Something else happened instead. I sent him an email that took way too long to write. I can’t be more than friends with you. The drawbridge, which for a brief moment lowered, snapped shut again. I was so relieved.

 

When I said I would never have sex again, that probably sounded dramatic. The kind of grandiose proclamation a teenager makes before slamming the door to her room. It’s not as though every intimacy in my entire life had been warped by booze. I’d had quiet sex, and giggling sex, and sex so delicate it was like a soap bubble perched on the tip of my finger. I knew such joy could exist between two people, but I had no clue how to get to it anymore. My only directions involved taking a glass of wine to my lips and letting the sweet release show me the way.

 

Clearly, I needed a new map.

 

 

 

I KNEW ONLINE dating would come for me someday. It was the fate of all single women in their late 30s to stare down a personal profile, and as far as punishments go, this was fairly benign. Once, my type faced spinsterhood and destitution. Now I had to walk into the gallows of OK Cupid and drum up a good attitude about emoticons.

 

Online dating was not a bad move for me. It allowed me to inch toward intimacy with built-in distance. It granted me the clarity that “hanging out at the bar” often lacked. One of the great, unheralded aspects of Internet dating was that the word “dating” was in the title, thus eliminating any ambiguity.
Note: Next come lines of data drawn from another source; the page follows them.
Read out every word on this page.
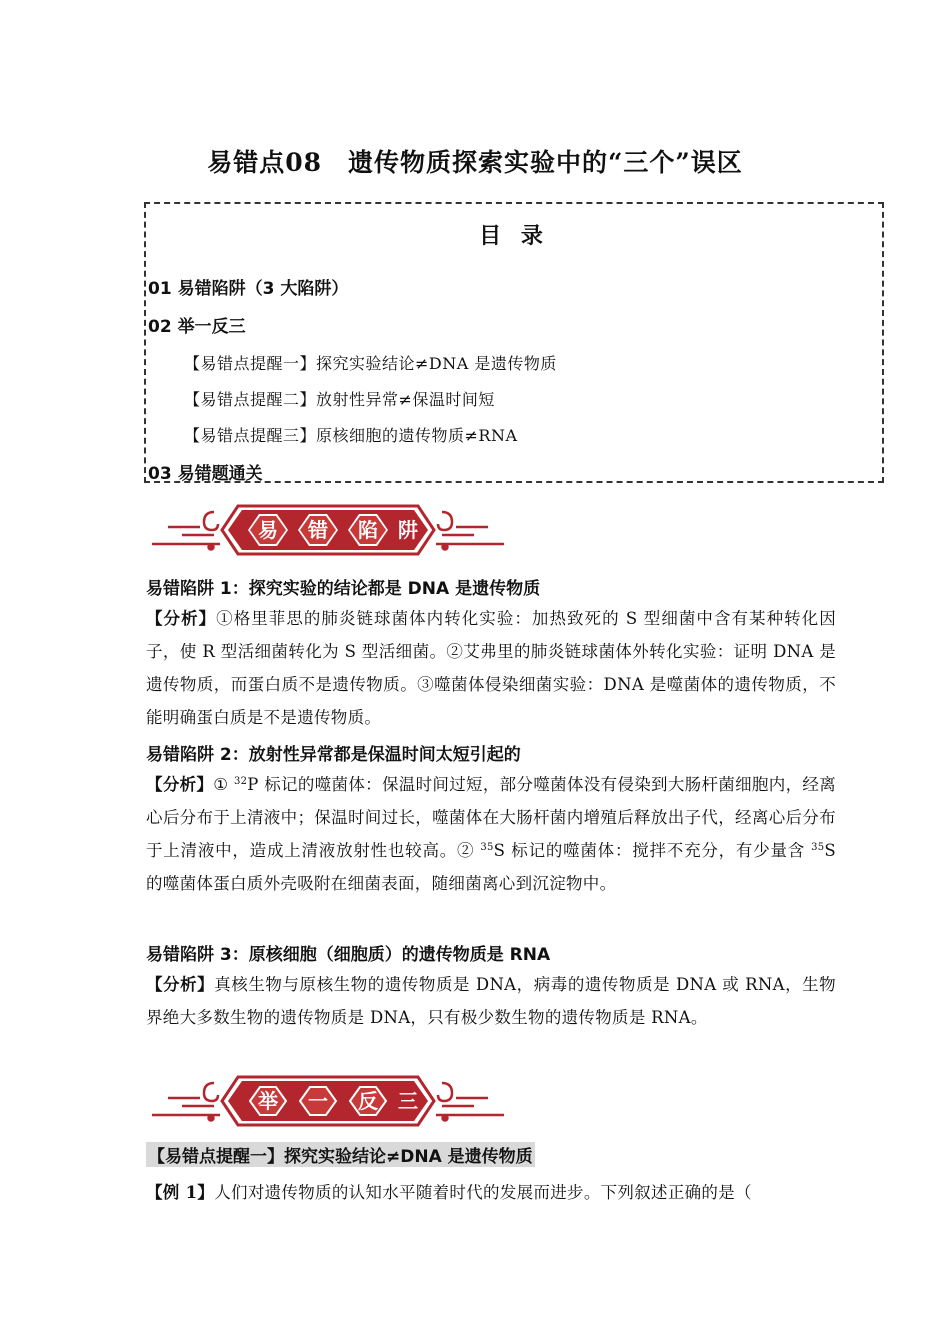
易错点08　遗传物质探索实验中的“三个”误区
目 录
01 易错陷阱（3 大陷阱）
02 举一反三
【易错点提醒一】探究实验结论≠DNA 是遗传物质
【易错点提醒二】放射性异常≠保温时间短
【易错点提醒三】原核细胞的遗传物质≠RNA
03 易错题通关
易 错 陷 阱
易错陷阱 1：探究实验的结论都是 DNA 是遗传物质
【分析】①格里菲思的肺炎链球菌体内转化实验：加热致死的 S 型细菌中含有某种转化因子，使 R 型活细菌转化为 S 型活细菌。②艾弗里的肺炎链球菌体外转化实验：证明 DNA 是遗传物质，而蛋白质不是遗传物质。③噬菌体侵染细菌实验：DNA 是噬菌体的遗传物质，不能明确蛋白质是不是遗传物质。
易错陷阱 2：放射性异常都是保温时间太短引起的
【分析】① $^{32}$P 标记的噬菌体：保温时间过短，部分噬菌体没有侵染到大肠杆菌细胞内，经离心后分布于上清液中；保温时间过长，噬菌体在大肠杆菌内增殖后释放出子代，经离心后分布于上清液中，造成上清液放射性也较高。② $^{35}$S 标记的噬菌体：搅拌不充分，有少量含 $^{35}$S 的噬菌体蛋白质外壳吸附在细菌表面，随细菌离心到沉淀物中。
易错陷阱 3：原核细胞（细胞质）的遗传物质是 RNA
【分析】真核生物与原核生物的遗传物质是 DNA，病毒的遗传物质是 DNA 或 RNA，生物界绝大多数生物的遗传物质是 DNA，只有极少数生物的遗传物质是 RNA。
举 一 反 三
【易错点提醒一】探究实验结论≠DNA 是遗传物质
【例 1】人们对遗传物质的认知水平随着时代的发展而进步。下列叙述正确的是（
Were we dating? Was this a date? The answer was yes.

 

It also allowed me to say up front: I don’t drink. I’d worried so much about how to reveal this. I didn’t want to watch some guy’s face fall when I ordered a Diet Coke and then endure the pecks of his curiosity. So my “ABOUT ME” statement began “I used to drink, but I don’t anymore.” I’ve had stronger openings, but this one was good for now.

 

I understood that not drinking—and not drinking to such an extent that it was the first detail I shared about myself—would turn off certain guys. I saw them sniffing around my profile. Those bearded eccentrics with their fluency in HBO shows and single-malt Scotch. How I missed those beautiful, damaged men, but we kept our distance from each other. Occasionally I would email one of them, and they never wrote back, and I got it. Back when I was drinking, I wouldn’t have responded to me, either.

 

My first weeks on the site were choppy, but I soon became accustomed to the routine. The endorphin blast of attraction. The coy banter that allowed you to tease out someone’s personality. Flirting was like any exercise: It got easier the more you did it.

 

This wasn’t the first time I had tried online dating. About six months after I moved to New York, I signed on to Match.com. I did it for Anna. She’d logged so much time listening to me complain about my ex. “Just try it,” she said, which is a very hard argument to win.